In winter, encased in snow and ice, the Valley is suddenly submerged in water, albeit the frozen kind. Traveling in the woods, traversing the hills, surveying distances at a glance becomes noticeably easier than at other times of the year. The thought of camping in the woods in winter inspires fear and loathing in some people, but for many backpackers, it is the easiest kind of camping: no bugs, no fire hazards, plenty of water, in the form of snow, with which to boil up the evening's repast. The snow is easy to level under the tent, soft to sleep on, insulating.
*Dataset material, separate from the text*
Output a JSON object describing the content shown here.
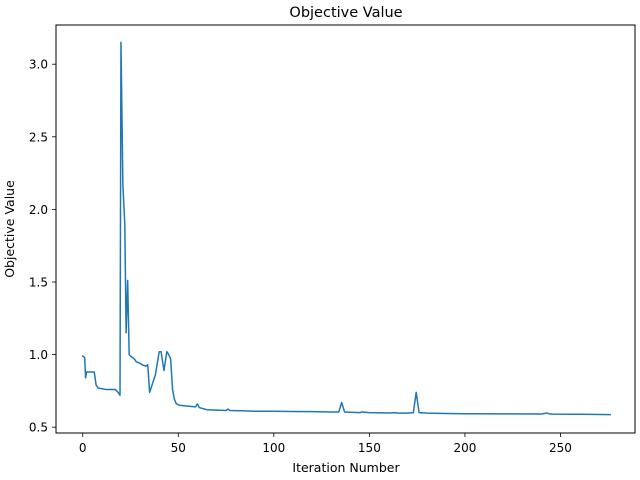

I've been colder in late fall and early spring without snow on the ground than I've ever been in the dead of winter, the perimeter of my tent banked with snow.

Most of all, winter is a quiet time when, far from the madding crowd, I feel solitude without loneliness. Alone in the woods, I become transfixed by the few intermittent sounds that interrupt the silence: the sharp report of hardwoods crackling in the frigid air, the crunch of powdery snow under my boots, the lonely howl of wind in the treetops. It is, in many ways, like being adrift in the ocean, dwarfed by the enormity and indifference of the natural world around me.

What happens outdoors in the winter, for me, makes going inside all the more pleasant. Collins and others who fail to see the majesty of winter will bemoan the need to shovel snow, never thinking of all the yard work they don't have to do in winter. At any other time of year, I'd feel guilty flopping from the dinner table to the couch when there's grass to be cut, a garden to be weeded or harvested, leaves to be raked. In winter, when the sun is down, it's time to relax in front of the fire without a hint of guilt or anxiety. Life seems simpler in winter, more cut and dried. Shorter days make the daylight hours more intense, the darkness more enveloping. Within all that starkness, little pleasures seem bigger: food tastes better, candles burn brighter, sleep is deeper, more peaceful.

No doubt winter has its hardships. It's a time of year in which New England can seem downright inhospitable to the delicate human creatures who populate the region. It's the very harshness of winter, however, that ultimately defines the region and its people. To be a New Englander and merely tolerate winter is to live with one eye out for something better, at least less demanding. The trick to being a New Englander is not figuring out how to endure winter; it's learning to love it.